Version publiée ce lundi (pdf, 7.6 MB)
Le CETA fut longtemps l’une des « victimes » collatérales des négociations entre Bruxelles et Washington. Dans le texte de 2014, il est question d’un mécanisme sulfureux, qui autorise des entreprises à attaquer en justice des États, si celles-ci jugent certains de leurs intérêts malmenés. Pour ses avocats, il s’agit d’apporter des garanties aux entreprises étrangères pour les inciter à investir à l’extérieur. Aux yeux de ses adversaires, l’ISDS (son surnom dans le jargon bruxellois) porte atteinte au droit à réguler des États (lire notre enquête). Ce même ISDS, déjà présent dans des centaines d’accords commerciaux toujours en vigueur, avait aussi été repris tel quel dans le projet initial d’accord avec les États-Unis, en 2013. À l’époque, personne ne s’en souciait vraiment, à part quelques réseaux d’activistes.

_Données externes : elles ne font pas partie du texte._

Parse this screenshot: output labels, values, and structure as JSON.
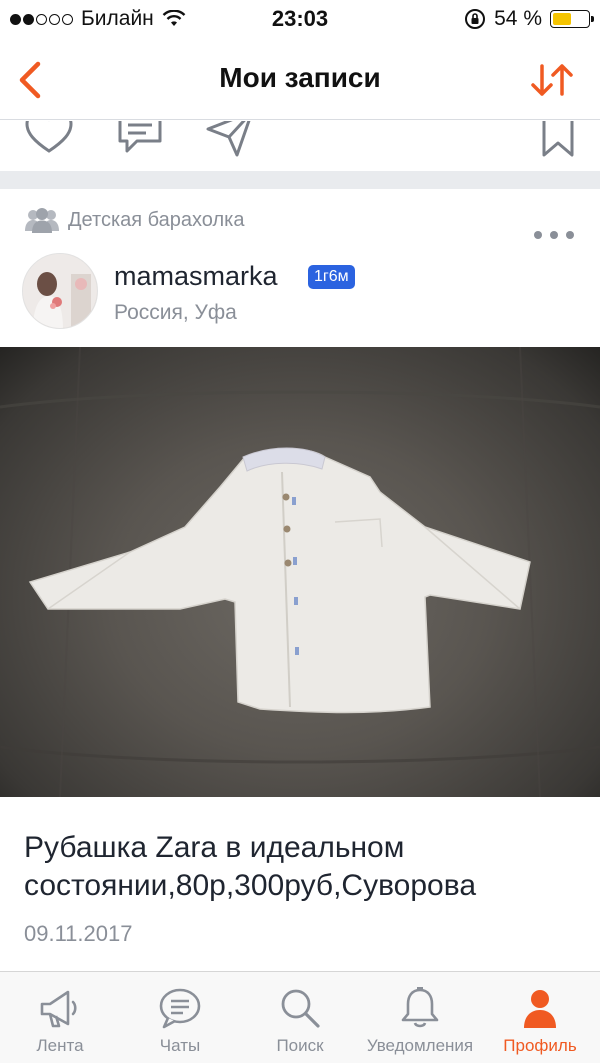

Mais les négociations entre l’UE et les États-Unis ont failli prendre l’eau l’an dernier. La société civile est montée au créneau, avec succès, contre le mécanisme d’ISDS intégré au TTIP. À l’automne 2015, la commissaire Malmström a dû présenter, sous la pression d’une poignée de capitales, dont Paris et Berlin, son projet de « cour des investissements » (lire notre décryptage). Elle signait ainsi l’arrêt de mort du vieil ISDS, de plus en plus critiqué. L’accord signé avec le Canada, à peine signé, pas encore validé par le parlement européen, se trouvait déjà périmé… À l’époque, la commission le répétait sur tous les tons : pas question de « renégocier CETA ». L’impasse semblait totale.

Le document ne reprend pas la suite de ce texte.